If you are going to shoot IRs in Nightshot mode, you will need one or more ND (Neutral Density) filters. These basically darken the scene, keeping the IR shot from being overexposed. I used tp stack 2 ND filters (a 1 stop and 2 stop together) and my polarizer to get good results. This gave me lots of vignetting (darkening on the corners) Now I use a 10 stop B+W ND filter, and I really like it. It lets pretty much no visible light through. If the IR light is not strong, though, it doesn't work very well. In those cases, I use my other ND filters.

Another good thing to have when shooting in Nightshot is a donut cover for the IR emitters. These are the two little holes that are around the lens near the top. If you don't cover these, you will get a round circular reflection near the top of your pictures from the IR light reflecting off of your filter. I made my donut out of cardboard. I cut the outside diameter by using my lens cover, and the inside diameter I adjusted till it was just outside of the lens. Pop the donut on and then stick your IR filter on over the top.


Anything! Plants glow white, water and sky turns black (or blue if shooting manual), clouds turn white, etc. Everyday normal things look magical in IR. See the end of this post to see some examples.


From my expience (and what I've read), the best time to shoot IR is either in the late morning or early evening. When the sun is directly overhead, it is hard to get good contrast between IR sensitive objects and the sky. My best results have been shooting in the evening, about two hours before sundown. Also, my shots seem to turn out the best when the sun is behind me.

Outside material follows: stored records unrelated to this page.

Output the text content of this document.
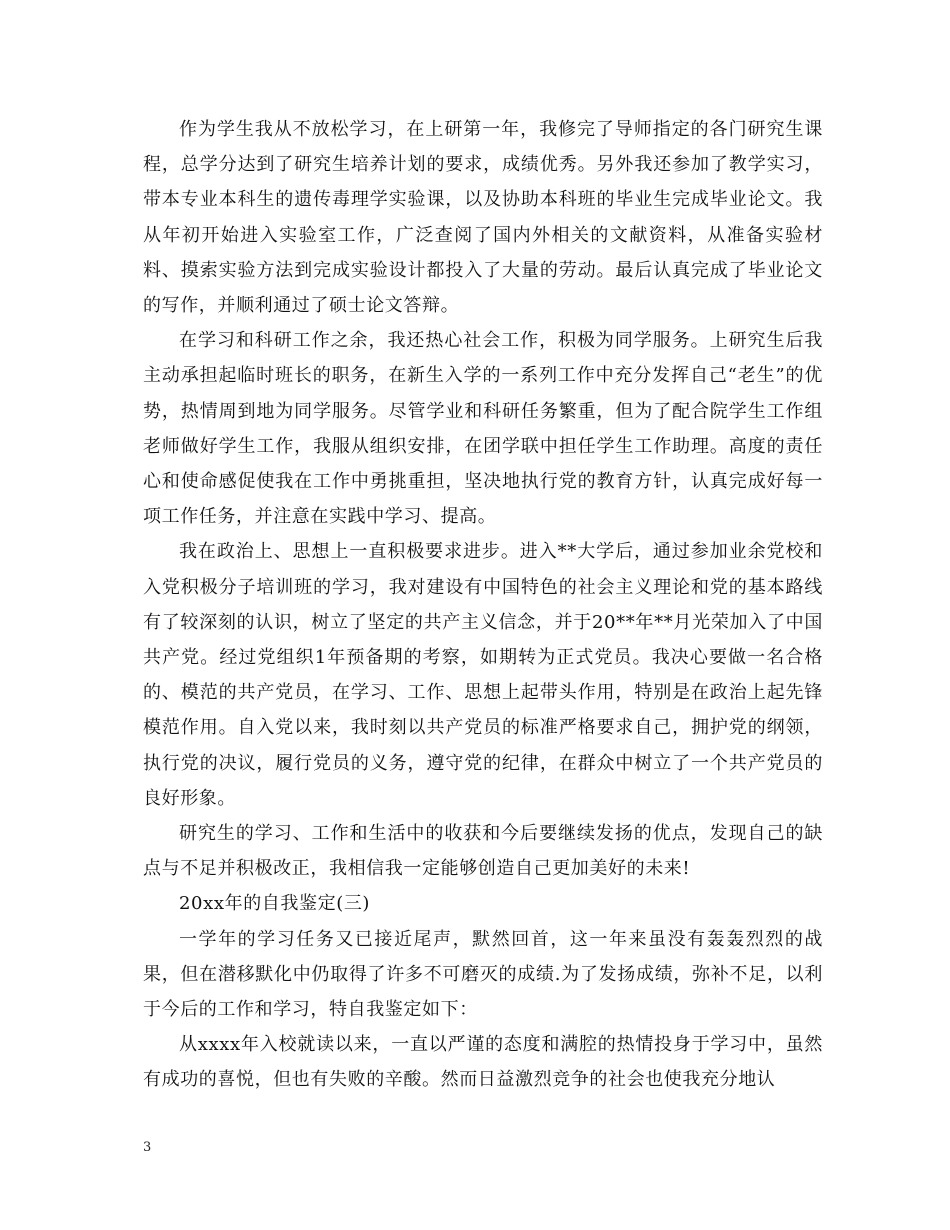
作为学生我从不放松学习，在上研第一年，我修完了导师指定的各门研究生课程，总学分达到了研究生培养计划的要求，成绩优秀。另外我还参加了教学实习，带本专业本科生的遗传毒理学实验课，以及协助本科班的毕业生完成毕业论文。我从年初开始进入实验室工作，广泛查阅了国内外相关的文献资料，从准备实验材料、摸索实验方法到完成实验设计都投入了大量的劳动。最后认真完成了毕业论文的写作，并顺利通过了硕士论文答辩。

在学习和科研工作之余，我还热心社会工作，积极为同学服务。上研究生后我主动承担起临时班长的职务，在新生入学的一系列工作中充分发挥自己“老生”的优势，热情周到地为同学服务。尽管学业和科研任务繁重，但为了配合院学生工作组老师做好学生工作，我服从组织安排，在团学联中担任学生工作助理。高度的责任心和使命感促使我在工作中勇挑重担，坚决地执行党的教育方针，认真完成好每一项工作任务，并注意在实践中学习、提高。

我在政治上、思想上一直积极要求进步。进入**大学后，通过参加业余党校和入党积极分子培训班的学习，我对建设有中国特色的社会主义理论和党的基本路线有了较深刻的认识，树立了坚定的共产主义信念，并于20**年**月光荣加入了中国共产党。经过党组织1年预备期的考察，如期转为正式党员。我决心要做一名合格的、模范的共产党员，在学习、工作、思想上起带头作用，特别是在政治上起先锋模范作用。自入党以来，我时刻以共产党员的标准严格要求自己，拥护党的纲领，执行党的决议，履行党员的义务，遵守党的纪律，在群众中树立了一个共产党员的良好形象。

研究生的学习、工作和生活中的收获和今后要继续发扬的优点，发现自己的缺点与不足并积极改正，我相信我一定能够创造自己更加美好的未来!

20xx年的自我鉴定(三)

一学年的学习任务又已接近尾声，默然回首，这一年来虽没有轰轰烈烈的战果，但在潜移默化中仍取得了许多不可磨灭的成绩.为了发扬成绩，弥补不足，以利于今后的工作和学习，特自我鉴定如下：

从xxxx年入校就读以来，一直以严谨的态度和满腔的热情投身于学习中，虽然有成功的喜悦，但也有失败的辛酸。然而日益激烈竞争的社会也使我充分地认

3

For Nightshot IRs, change the dial to "Auto" and set the Nightshot switch to Nightshot. Add on your ND filters if the scene is too overexposed. Also, use the EV jog dial and change it to "-2". This will force the fastest shutter speed possible in Nightshot, and help in darkening the scene. You can shoot these handheld, but because I have a hard time keeping the camera steady at these shutter speeds, I like to use a tripod. Also, remember to make sure you have your IR emitter donut on. For focus, I normally use Auto. If the IR light is not strong, though, you may want to switch to Manual to ensure the image is sharp.

For Manual, I use M mode. Depending on what DOF I want, I adjust my Aperature. Normally I shoot around F4. I then adjust the Shutter Speed till I get "0 EV" on the camera. This can take some experimentation, as the camera doesn't always meter correctly on these scenes. I usually try to bracket my shots by 1 EV on each side, just to be safe. Composing in manual can be hard, as you can't see what you are shooting. If you switch to "SCN" mode, and set the EV to +2, you should be able to compose ok. Once composed, switch back to "M" and shoot away.


This is something I haven't quite gotten figured out yet. If you shoot with "Daylight", your pictures come out with a Reddish tint. With "Indoor", you will get a purplish tint. What I like to do is put my IR filter on, and use the "Manual WB" button. This will make the foliage green and the sky reddish.

Ok, I think that's everything for the first part.